Achievements and titles
- Paralympic finals: 2012 2016
- Highest world ranking: Javelin: 1st
- Personal best: Javelin: 45.38 m

Medal record
Track and field (athletics)
Representing Brazil
Paralympic Games
| Gold medal – first place | 2016 Rio de Janeiro | Discus throw F57 |
| Gold medal – first place | 2020 Tokyo | Discus throw F56 |
| Gold medal – first place | 2024 Paris | Discus throw F56 |
| Silver medal – second place | 2012 London | Javelin throw F57/58 |
World Championships
| Gold medal – first place | 2019 Dubai | Discus throw F56 |
| Gold medal – first place | 2023 Paris | Discus throw F56 |
| Gold medal – first place | 2024 Kobe | Discus throw F56 |
| Gold medal – first place | 2025 New Delhi | Discus throw F56 |
| Silver medal – second place | 2013 Lyon | Javelin throw F57/58 |
| Silver medal – second place | 2015 Doha | Discus throw F57 |
| Bronze medal – third place | 2013 Lyon | Discus throw F57/58 |
| Bronze medal – third place | 2015 Doha | Javelin throw F57 |
Parapan American Games
| Gold medal – first place | 2011 Guadalajara | Javelin throw F57/58 |
| Gold medal – first place | 2019 Lima | Discus throw F56 |
| Gold medal – first place | 2023 Santiago | Discus throw F56 |
| Silver medal – second place | 2015 Toronto | Discus throw F51/52/53/57 |
| Silver medal – second place | 2019 Lima | Shot put F57 |
| Bronze medal – third place | 2011 Guadalajara | Discus throw F57/58 |

= Claudiney Batista =

Brazilian Paralympic athlete

Claudiney Batista dos Santos (born 13 November 1978) is a Brazilian Paralympian athlete competing in category F57/T57 throwing events. He won a silver medal in the javelin throw at the 2012 Paralympics and a gold medal in the discus throw at the 2016 Rio Games.

==Career history==
Batista was born able bodied, but after a road accident in May 2005 part of his left leg needed to be amputated. While in hospital he was visited by para-athletic organisations offering sport as a way to help in his recovery. He refused to accept their invitation for over two years, before changing his mind. In 2011 he was part of the Brazilian team which entered into the 2011 Parapan American Games. He entered the javelin and discus, both in the joint F57/58 class, winning the javelin and coming third in the discus. He followed this by being selected for the 2012 Summer Paralympics in London, entering all three throwing events in the F57/58 class. In the discus, he threw a distance of 45.90m, which did not convert to enough points to see him onto the podium, finishing instead at fourth place. In the shot put he finished seventh. His strongest event, the javelin, saw him record a distance of 45.38m, a new world record, only to see his rival, Iran's Mohammad Khalvandi, also throw a world record as a F58 athlete to snatch the gold from Batista dos Santos by 20 points.
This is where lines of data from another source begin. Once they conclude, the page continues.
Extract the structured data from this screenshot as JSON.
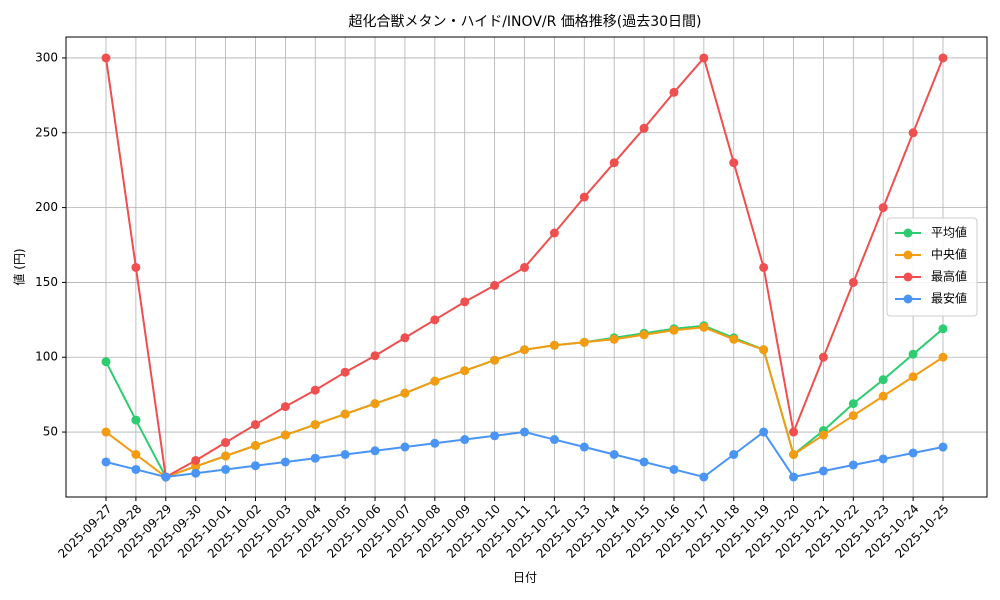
{
  "chart_data": {
    "type": "line",
    "title": "超化合獣メタン・ハイド/INOV/R 価格推移(過去30日間)",
    "x_label": "日付",
    "y_label": "値 (円)",
    "categories": [
      "2025-09-27",
      "2025-09-28",
      "2025-09-29",
      "2025-09-30",
      "2025-10-01",
      "2025-10-02",
      "2025-10-03",
      "2025-10-04",
      "2025-10-05",
      "2025-10-06",
      "2025-10-07",
      "2025-10-08",
      "2025-10-09",
      "2025-10-10",
      "2025-10-11",
      "2025-10-12",
      "2025-10-13",
      "2025-10-14",
      "2025-10-15",
      "2025-10-16",
      "2025-10-17",
      "2025-10-18",
      "2025-10-19",
      "2025-10-20",
      "2025-10-21",
      "2025-10-22",
      "2025-10-23",
      "2025-10-24",
      "2025-10-25"
    ],
    "series": [
      {
        "name": "平均値",
        "color": "#2ecc71",
        "values": [
          97,
          58,
          20,
          27,
          34,
          41,
          48,
          55,
          62,
          69,
          76,
          84,
          91,
          98,
          105,
          108,
          110,
          113,
          116,
          119,
          121,
          113,
          105,
          35,
          51,
          69,
          85,
          102,
          119
        ]
      },
      {
        "name": "中央値",
        "color": "#f39c12",
        "values": [
          50,
          35,
          20,
          27,
          34,
          41,
          48,
          55,
          62,
          69,
          76,
          84,
          91,
          98,
          105,
          108,
          110,
          112,
          115,
          118,
          120,
          112,
          105,
          35,
          48,
          61,
          74,
          87,
          100
        ]
      },
      {
        "name": "最高値",
        "color": "#ef4f4f",
        "values": [
          300,
          160,
          20,
          31,
          43,
          55,
          67,
          78,
          90,
          101,
          113,
          125,
          137,
          148,
          160,
          183,
          207,
          230,
          253,
          277,
          300,
          230,
          160,
          50,
          100,
          150,
          200,
          250,
          300
        ]
      },
      {
        "name": "最安値",
        "color": "#4a94f5",
        "values": [
          30,
          25,
          20,
          22.5,
          25,
          27.5,
          30,
          32.5,
          35,
          37.5,
          40,
          42.5,
          45,
          47.5,
          50,
          45,
          40,
          35,
          30,
          25,
          20,
          35,
          50,
          20,
          24,
          28,
          32,
          36,
          40
        ]
      }
    ],
    "ylim": [
      6.6,
      314
    ],
    "yticks": [
      50,
      100,
      150,
      200,
      250,
      300
    ],
    "grid": true,
    "legend": "center right"
  }
}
At the 2013 IPC Athletics World Championships in Lyon, France, Batista dos Santos was again on the podium. He came third in the discus, taking bronze, and second in the javelin beaten again by Mohammad Khalvandi.

He was one of the 54 paralympians cleared to compete at the Tokyo Olympics postponed to 2021. Other athletes included Rayane Soares (T13, low vision), Beth Gomes (F52), Jerusa Geber dos Santos (T11), Cícero Nobre (F57) and Thiago Paulino.